O goiano Matheus Monteiro, de 27 anos, conhecido como Pinduca, se despediu da cozinha do MasterChef Brasil na terça-feira (30). Ele foi o sexto eliminado da 13ª edição do reality após não conseguir entregar um omurice satisfatório, prato clássico da culinária japonesa composto por arroz frito, omelete e ketchup.
Zootecnista e instrutor de caça legalizada, Matheus entrou no programa com a proposta de levar a culinária caipira e receitas com carnes exóticas, especialmente de javali. No entanto, acabou deixando a competição em uma prova que exigia domínio de uma gastronomia distante de sua realidade.

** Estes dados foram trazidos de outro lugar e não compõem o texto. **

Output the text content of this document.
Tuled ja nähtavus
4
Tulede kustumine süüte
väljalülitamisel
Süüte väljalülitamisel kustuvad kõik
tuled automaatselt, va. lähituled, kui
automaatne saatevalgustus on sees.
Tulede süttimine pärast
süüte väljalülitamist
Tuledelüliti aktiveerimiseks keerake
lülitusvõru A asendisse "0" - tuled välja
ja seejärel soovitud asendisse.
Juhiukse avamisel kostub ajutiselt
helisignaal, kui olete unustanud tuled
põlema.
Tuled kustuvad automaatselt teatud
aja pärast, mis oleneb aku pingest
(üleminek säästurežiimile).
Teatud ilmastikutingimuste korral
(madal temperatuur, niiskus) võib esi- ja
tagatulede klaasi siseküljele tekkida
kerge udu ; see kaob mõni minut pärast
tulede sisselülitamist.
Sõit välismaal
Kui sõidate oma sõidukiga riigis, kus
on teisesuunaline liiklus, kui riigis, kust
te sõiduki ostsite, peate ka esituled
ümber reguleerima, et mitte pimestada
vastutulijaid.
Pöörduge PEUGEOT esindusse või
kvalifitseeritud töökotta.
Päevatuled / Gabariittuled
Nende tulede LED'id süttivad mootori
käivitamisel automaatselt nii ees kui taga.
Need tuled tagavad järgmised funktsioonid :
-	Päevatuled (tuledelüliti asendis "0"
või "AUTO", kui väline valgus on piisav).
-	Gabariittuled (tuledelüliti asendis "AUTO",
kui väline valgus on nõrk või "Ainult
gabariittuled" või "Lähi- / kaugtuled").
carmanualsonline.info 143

“Chega uma cesta para mim cheia de ingredientes que eu nunca ouvi falar na vida, quem dirá já tinha cozinhado com aquilo”, afirmou.
Matheus Monteiro, Érick Jacquin e Helena Rizzo (Foto: Renato Pizzutto/Band)
Da primeira vitória à eliminação: relembre a trajetória de Matheus no MasterChef
Em conversa com o Mais Goiás, o caçador relembrou os momentos mais marcantes da participação no reality, desde as primeiras vitórias até a eliminação.
Logo no início da competição, Matheus conquistou o primeiro avental ao lado da equipe em uma prova com o tema comida de estádio. O grupo preparou um fish and chips, prato típico britânico feito com peixe empanado, batatas fritas e molho, garantindo vaga no mezanino.
Depois vieram desafios que colocaram o participante à prova. Na disputa em que o arroz era o ingrediente obrigatório, ele avançou para a fase seguinte. Em outro episódio, conseguiu escapar da eliminação ao preparar um prato salgado com fruta como protagonista.
Matheus Monteiro, conhecido como Pinduca (Foto: Renato Pizzutto/Band)
Um dos momentos mais desafiadores, segundo ele, foi a prova das caixas misteriosas. Após abrir uma caixa com um ingrediente que não gostava, recebeu de outra participante um ingrediente que nunca havia utilizado: o gochujang, pasta coreana fermentada de soja com pimenta.
“Então, aproveitei que eu estava fora da minha zona de conforto e fiz um prato para me desafiar mesmo, que foi um prato vegetariano.” Matheus utilizou cogumelo, gochujang, cenoura, pera e molho.
Pinduca convenceu jurados a comerem com as mãos
Outro momento que considera marcante foi uma prova patrocinada por uma cooperativa de produtores rurais. Inspirado pela temática, ele apresentou um prato acompanhado de um discurso sobre a relação das pessoas com os alimentos e surpreendeu os jurados ao pedir que experimentassem a comida com as mãos.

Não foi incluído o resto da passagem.